Representation And Recognition In Vision written by Shimon Edelman and has been published by MIT Press this book supported file pdf, txt, epub, kindle and other format this book has been release on 1999 with Computers categories.


Shimon Edelman bases a comprehensive approach to visual representation on the notion of correspondence between proximal (internal) and distal similarities in objects. Researchers have long sought to understand what the brain does when we see an object, what two people have in common when they see the same object, and what a "seeing" machine would need to have in common with a human visual system.

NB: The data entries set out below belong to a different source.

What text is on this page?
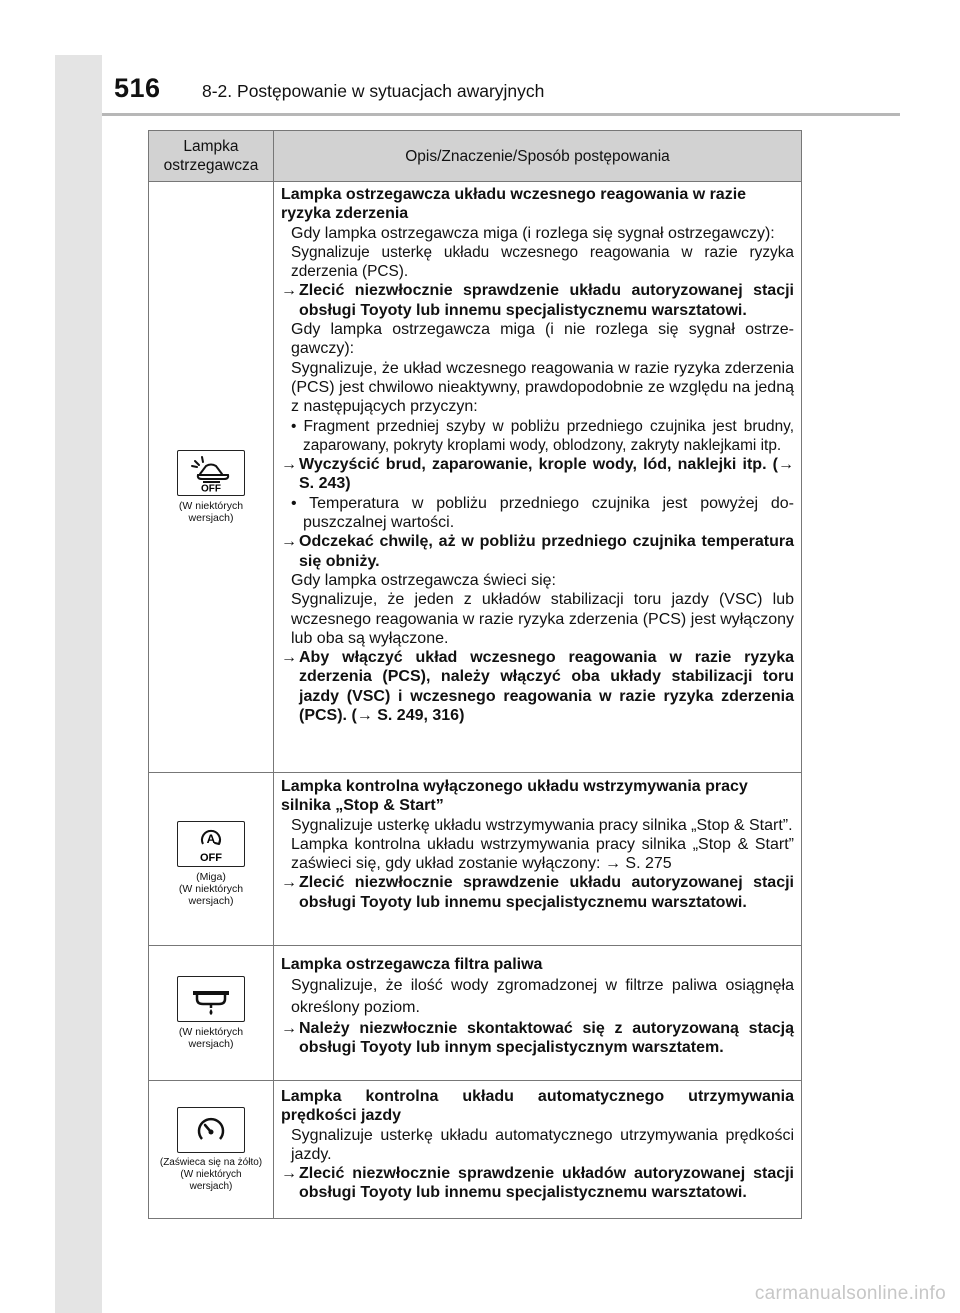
516 8-2. Postępowanie w sytuacjach awaryjnych
Lampka
ostrzegawcza
Opis/Znaczenie/Sposób postępowania
OFF
(W niektórych
wersjach)
Lampka ostrzegawcza układu wczesnego reagowania w razie ryzyka zderzenia
Gdy lampka ostrzegawcza miga (i rozlega się sygnał ostrzegawczy):
Sygnalizuje usterkę układu wczesnego reagowania w razie ryzyka zderzenia (PCS).
→ Zlecić niezwłocznie sprawdzenie układu autoryzowanej stacji obsługi Toyoty lub innemu specjalistycznemu warsztatowi.
Gdy lampka ostrzegawcza miga (i nie rozlega się sygnał ostrzegawczy):
Sygnalizuje, że układ wczesnego reagowania w razie ryzyka zderzenia (PCS) jest chwilowo nieaktywny, prawdopodobnie ze względu na jedną z następujących przyczyn:
• Fragment przedniej szyby w pobliżu przedniego czujnika jest brudny, zaparowany, pokryty kroplami wody, oblodzony, zakryty naklejkami itp.
→ Wyczyścić brud, zaparowanie, krople wody, lód, naklejki itp. (→ S. 243)
• Temperatura w pobliżu przedniego czujnika jest powyżej dopuszczalnej wartości.
→ Odczekać chwilę, aż w pobliżu przedniego czujnika temperatura się obniży.
Gdy lampka ostrzegawcza świeci się:
Sygnalizuje, że jeden z układów stabilizacji toru jazdy (VSC) lub wczesnego reagowania w razie ryzyka zderzenia (PCS) jest wyłączony lub oba są wyłączone.
→ Aby włączyć układ wczesnego reagowania w razie ryzyka zderzenia (PCS), należy włączyć oba układy stabilizacji toru jazdy (VSC) i wczesnego reagowania w razie ryzyka zderzenia (PCS). (→ S. 249, 316)
A
OFF
(Miga)
(W niektórych
wersjach)
Lampka kontrolna wyłączonego układu wstrzymywania pracy silnika „Stop & Start”
Sygnalizuje usterkę układu wstrzymywania pracy silnika „Stop & Start”.
Lampka kontrolna układu wstrzymywania pracy silnika „Stop & Start” zaświeci się, gdy układ zostanie wyłączony: → S. 275
→ Zlecić niezwłocznie sprawdzenie układu autoryzowanej stacji obsługi Toyoty lub innemu specjalistycznemu warsztatowi.
(W niektórych
wersjach)
Lampka ostrzegawcza filtra paliwa
Sygnalizuje, że ilość wody zgromadzonej w filtrze paliwa osiągnęła określony poziom.
→ Należy niezwłocznie skontaktować się z autoryzowaną stacją obsługi Toyoty lub innym specjalistycznym warsztatem.
(Zaświeca się na żółto)
(W niektórych
wersjach)
Lampka kontrolna układu automatycznego utrzymywania prędkości jazdy
Sygnalizuje usterkę układu automatycznego utrzymywania prędkości jazdy.
→ Zlecić niezwłocznie sprawdzenie układów autoryzowanej stacji obsługi Toyoty lub innemu specjalistycznemu warsztatowi.
carmanualsonline.info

Recent neurobiological and computational advances in the study of vision have now brought us close to answering these and other questions about representation. In Representation and Recognition in Vision, Shimon Edelman bases a comprehensive approach to visual representation on the notion of correspondence between proximal (internal) and distal similarities in objects. This leads to a computationally feasible and formally veridical representation of distal objects that addresses the needs of shape categorization and can be used to derive models of perceived similarity. Edelman first discusses the representational needs of various visual recognition tasks, and surveys current theories of representation in this context. He then develops a theory of representation that is related to Shepard's notion of second-order isomorphism between representations and their targets. Edelman goes beyond Shepard by specifying the conditions under which the representations can be made formally veridical. Edelman assesses his theory's performance in identification and categorization of 3D shapes and examines it in light of psychological and neurobiological data concerning the object-processing stream in primate vision. He also discusses the connections between his theory and other efforts to understand representation in the brain.